The tasks channel carries Pregel task creation and result events. Its payload shape is intentionally open because it follows the runtime task representation.

custom and custom:*

The custom channel carries user-defined payloads emitted from graph code. The base custom channel uses a name and payload envelope. Namespaced custom channels such as custom:progress allow applications to define more specific event lanes while keeping the protocol extensible.

State and Checkpoints

The state module provides command-level access to graph state:

State access complements streaming. Streams provide live observation; state commands provide explicit reads and time-travel operations.

Replay and Reconnection

Servers may keep a ring buffer of recent events per thread. Clients use sequence numbers to recover missed events:

The server replays matching buffered events after the requested point and then switches to live delivery. If the requested event is no longer buffered, servers should report that the client missed events so the client can resync through state commands.

Extensibility

Most records include an Extensible tail, allowing additional text-keyed fields for forward compatibility. Consumers should ignore unknown fields and default unknown tagged variants to a safe fallback instead of failing closed.

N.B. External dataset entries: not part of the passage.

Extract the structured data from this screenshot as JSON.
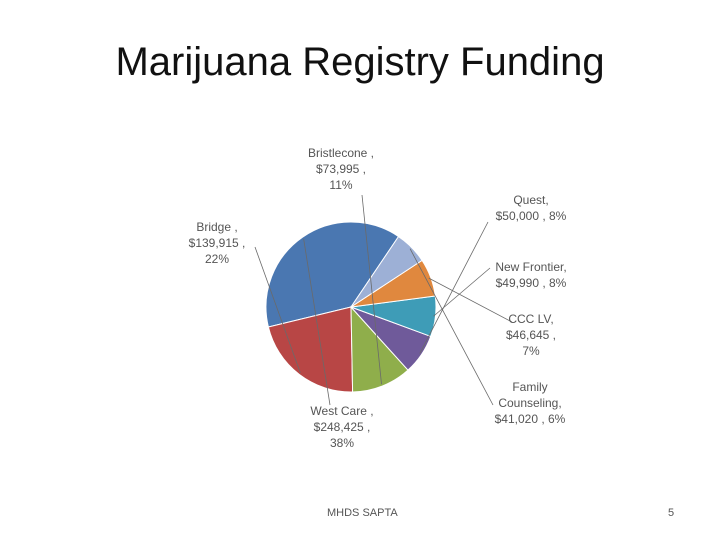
{
  "slide": {
    "title": "Marijuana Registry Funding",
    "footer_center": "MHDS SAPTA",
    "page_number": "5"
  },
  "chart_data": {
    "type": "pie",
    "title": "Marijuana Registry Funding",
    "start_angle_deg": 56,
    "direction": "counterclockwise",
    "slices": [
      {
        "name": "West Care",
        "amount": "$248,425",
        "percent": "38%",
        "value": 248425,
        "color": "#4a77b1",
        "label_lines": [
          "West Care ,",
          "$248,425 ,",
          "38%"
        ]
      },
      {
        "name": "Bridge",
        "amount": "$139,915",
        "percent": "22%",
        "value": 139915,
        "color": "#b84645",
        "label_lines": [
          "Bridge ,",
          "$139,915 ,",
          "22%"
        ]
      },
      {
        "name": "Bristlecone",
        "amount": "$73,995",
        "percent": "11%",
        "value": 73995,
        "color": "#8fae4b",
        "label_lines": [
          "Bristlecone ,",
          "$73,995 ,",
          "11%"
        ]
      },
      {
        "name": "Quest",
        "amount": "$50,000",
        "percent": "8%",
        "value": 50000,
        "color": "#6f5a9a",
        "label_lines": [
          "Quest,",
          "$50,000 , 8%"
        ]
      },
      {
        "name": "New Frontier",
        "amount": "$49,990",
        "percent": "8%",
        "value": 49990,
        "color": "#3e9cb7",
        "label_lines": [
          "New Frontier,",
          "$49,990 , 8%"
        ]
      },
      {
        "name": "CCC LV",
        "amount": "$46,645",
        "percent": "7%",
        "value": 46645,
        "color": "#e0883e",
        "label_lines": [
          "CCC LV,",
          "$46,645 ,",
          "7%"
        ]
      },
      {
        "name": "Family Counseling",
        "amount": "$41,020",
        "percent": "6%",
        "value": 41020,
        "color": "#9db0d6",
        "label_lines": [
          "Family",
          "Counseling,",
          "$41,020 , 6%"
        ]
      }
    ]
  }
}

Content blocks are especially extensible. New block types can be added to LangChain content block definitions and flow through the same message lifecycle. During streaming, encoded data chunks can use data-delta, while block-specific incremental fields can use block-delta without changing the transport or channel model.

Generated Bindings

The js and py directories contain generated type bindings for the CDDL schema. They are intended for typing protocol payloads, not as runtime clients. The packages do not include transport implementations, connection management, or helper APIs.

When the CDDL schema changes, regenerate the language bindings from streaming/protocol.cddl and keep the generated files in sync.